Merkel took a beating in the press, not all of which was fair. Even in July, Germany had taken in more refugees than any other European country.
The meeting came just as the refugee influx into Europe was gathering pace. The next two weeks would prove decisive in shaping Germany’s policy toward refugees, and Europe’s too.
At the time, Germany was anticipating that asylum applications could reach 450,000 by the end of 2015. Just a few days after her discussion with Reem, Merkel was informed by her Interior Minister Thomas de Maiziere that the true number would likely be closer to 800,000.
In Heidenau, a town near Dresden, far-right protests erupted against the opening of a refugee centre in the town. Then on Aug. 26, two refugee centres were attacked.

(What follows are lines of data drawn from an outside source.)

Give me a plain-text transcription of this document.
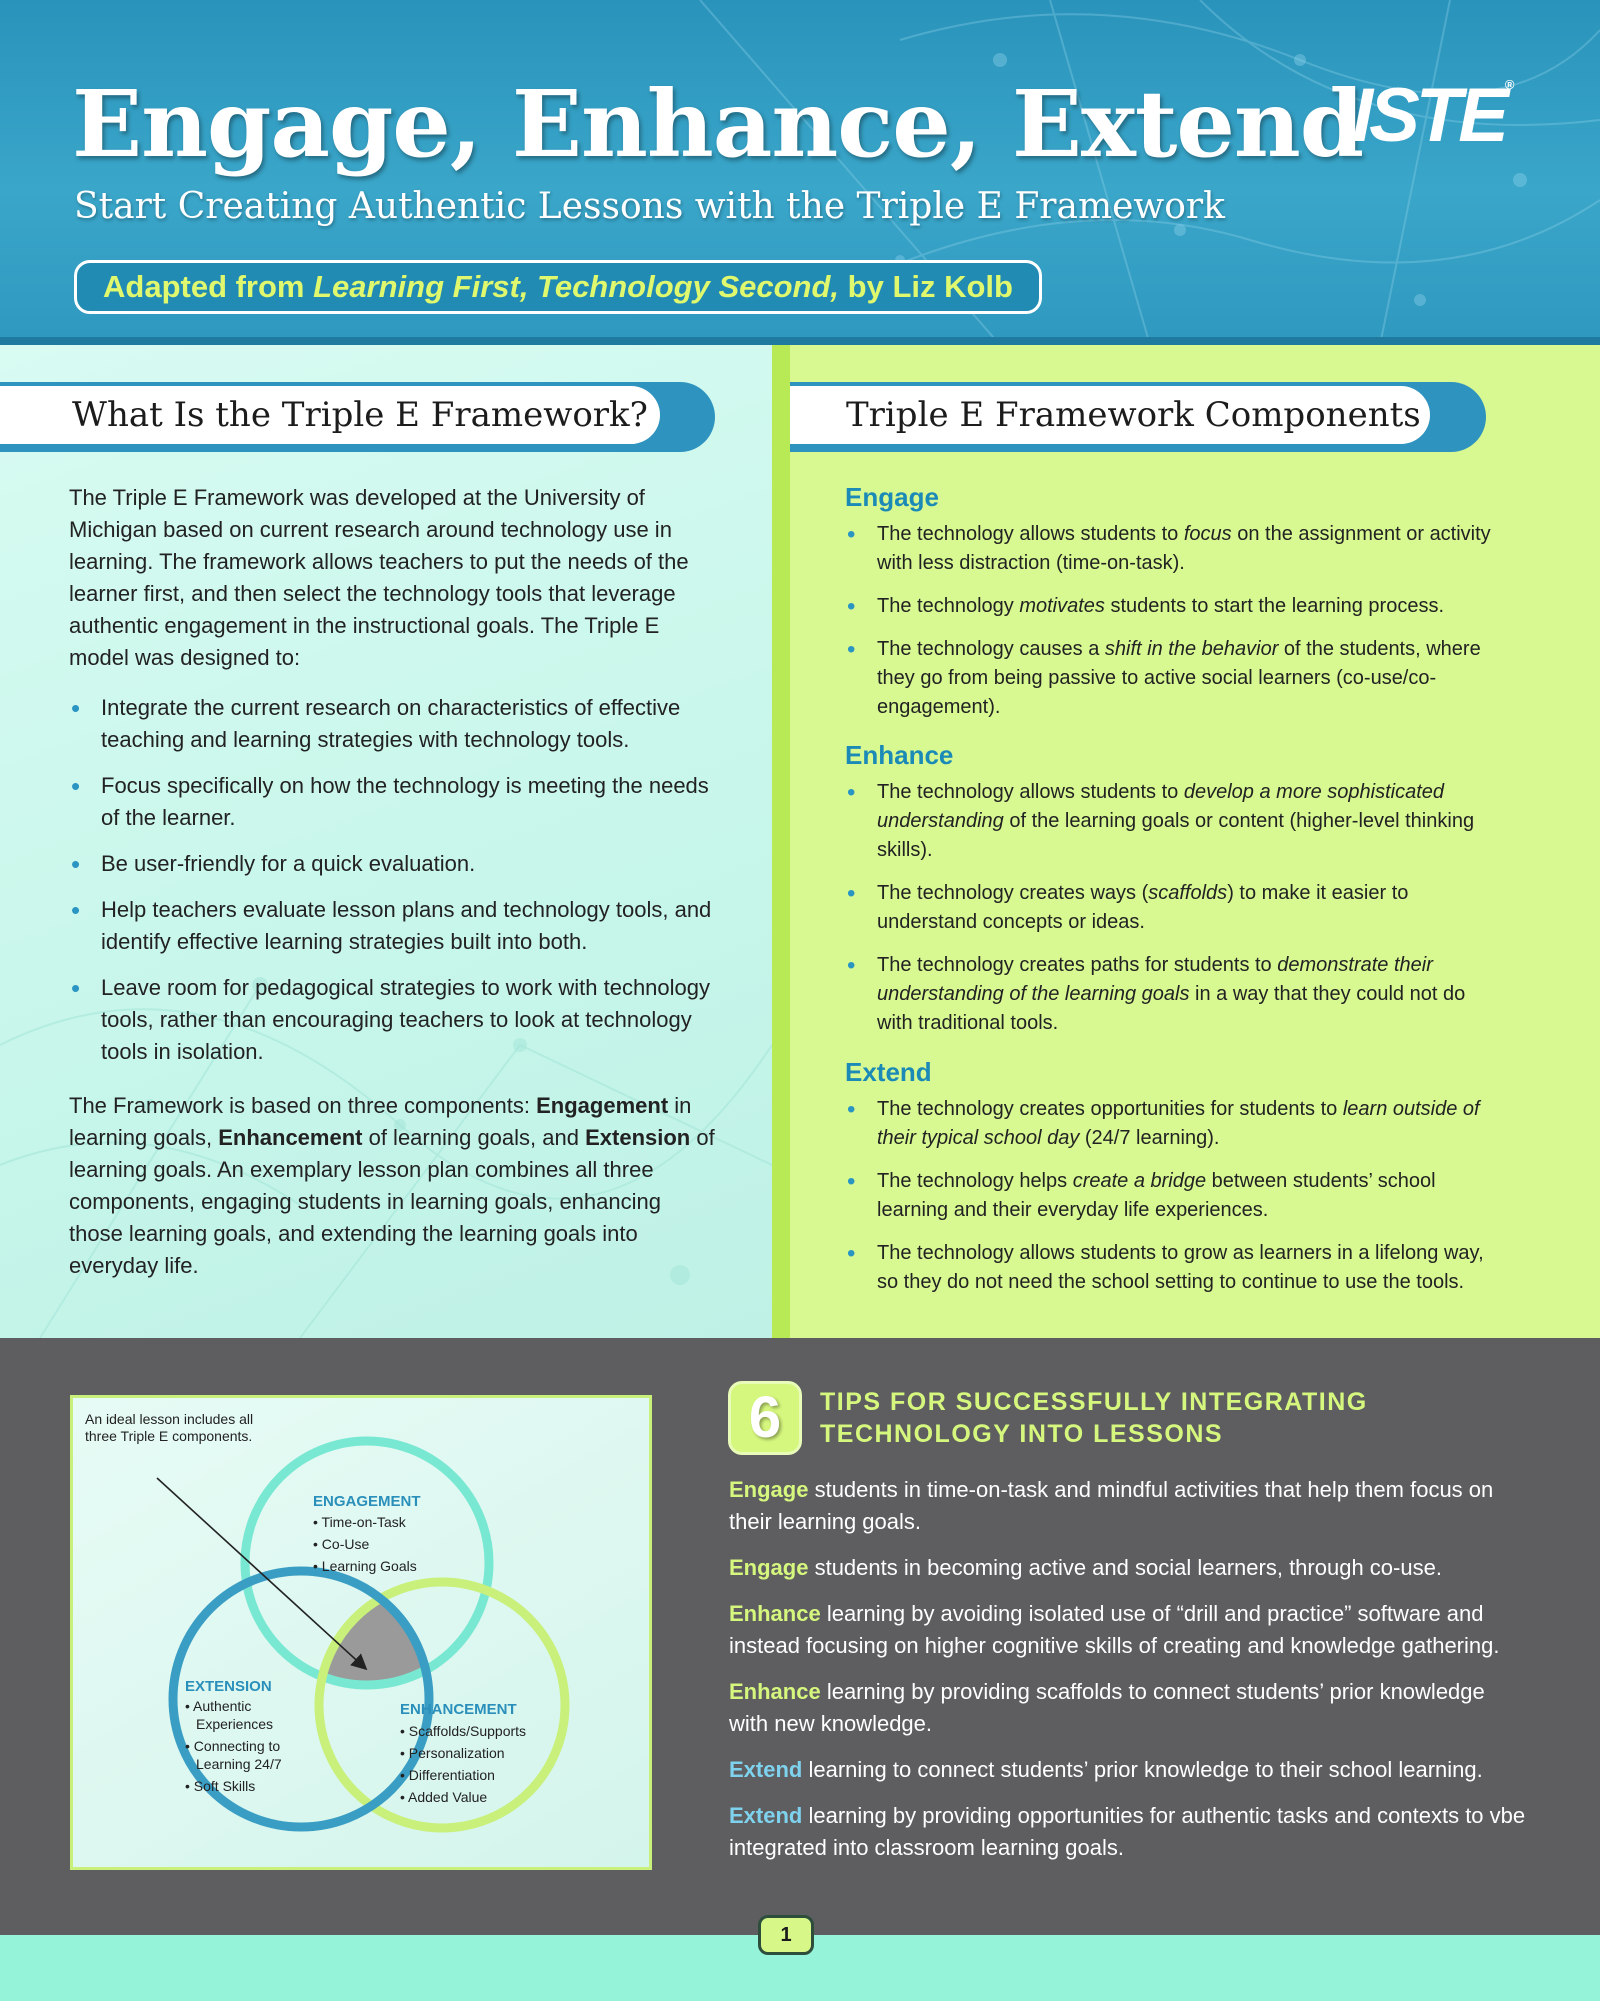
Engage, Enhance, Extend
Start Creating Authentic Lessons with the Triple E Framework
Adapted from Learning First, Technology Second, by Liz Kolb
ISTE®
What Is the Triple E Framework?
The Triple E Framework was developed at the University of Michigan based on current research around technology use in learning. The framework allows teachers to put the needs of the learner first, and then select the technology tools that leverage authentic engagement in the instructional goals. The Triple E model was designed to:
• Integrate the current research on characteristics of effective teaching and learning strategies with technology tools.
• Focus specifically on how the technology is meeting the needs of the learner.
• Be user-friendly for a quick evaluation.
• Help teachers evaluate lesson plans and technology tools, and identify effective learning strategies built into both.
• Leave room for pedagogical strategies to work with technology tools, rather than encouraging teachers to look at technology tools in isolation.
The Framework is based on three components: Engagement in learning goals, Enhancement of learning goals, and Extension of learning goals. An exemplary lesson plan combines all three components, engaging students in learning goals, enhancing those learning goals, and extending the learning goals into everyday life.
Triple E Framework Components
Engage
• The technology allows students to focus on the assignment or activity with less distraction (time-on-task).
• The technology motivates students to start the learning process.
• The technology causes a shift in the behavior of the students, where they go from being passive to active social learners (co-use/co-engagement).
Enhance
• The technology allows students to develop a more sophisticated understanding of the learning goals or content (higher-level thinking skills).
• The technology creates ways (scaffolds) to make it easier to understand concepts or ideas.
• The technology creates paths for students to demonstrate their understanding of the learning goals in a way that they could not do with traditional tools.
Extend
• The technology creates opportunities for students to learn outside of their typical school day (24/7 learning).
• The technology helps create a bridge between students’ school learning and their everyday life experiences.
• The technology allows students to grow as learners in a lifelong way, so they do not need the school setting to continue to use the tools.
An ideal lesson includes all
three Triple E components.
ENGAGEMENT
• Time-on-Task
• Co-Use
• Learning Goals
EXTENSION
• Authentic
Experiences
• Connecting to
Learning 24/7
• Soft Skills
ENHANCEMENT
• Scaffolds/Supports
• Personalization
• Differentiation
• Added Value
6	TIPS FOR SUCCESSFULLY INTEGRATING
TECHNOLOGY INTO LESSONS
Engage students in time-on-task and mindful activities that help them focus on their learning goals.
Engage students in becoming active and social learners, through co-use.
Enhance learning by avoiding isolated use of “drill and practice” software and instead focusing on higher cognitive skills of creating and knowledge gathering.
Enhance learning by providing scaffolds to connect students’ prior knowledge with new knowledge.
Extend learning to connect students’ prior knowledge to their school learning.
Extend learning by providing opportunities for authentic tasks and contexts to vbe integrated into classroom learning goals.
1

Merkel made a decision that would change everything. In the face of growing pressure from the right, increasing numbers of refugees arriving every day, and a divided Europe, Germany quietly suspended the deportation of Syrians under the Dublin Agreement — an EU treaty that stipulates asylum seekers must be returned to whichever European country they first entered. The decision effectively opened Germany’s doors to all Syrians.
During this turbulent time, Reem’s family still wasn’t sure if they’d be allowed to stay. The mayor of Rostock, Roland Methling, promised to re-examine Reem’s case “very carefully,” but the situation was precarious.
“It was very stressful,” she said. “It took up a lot of my time,” she added, time she would have preferred to spend studying.
Then things started to happen. Eventually, the family was awarded a residency permit.
Though it was Reem’s upsetting moment that catalyzed so much debate, her family considered themselves among the lucky ones. Many refugees desperate for a secure home are still looking for one.
She said she adored her school, and described it as “a second home.”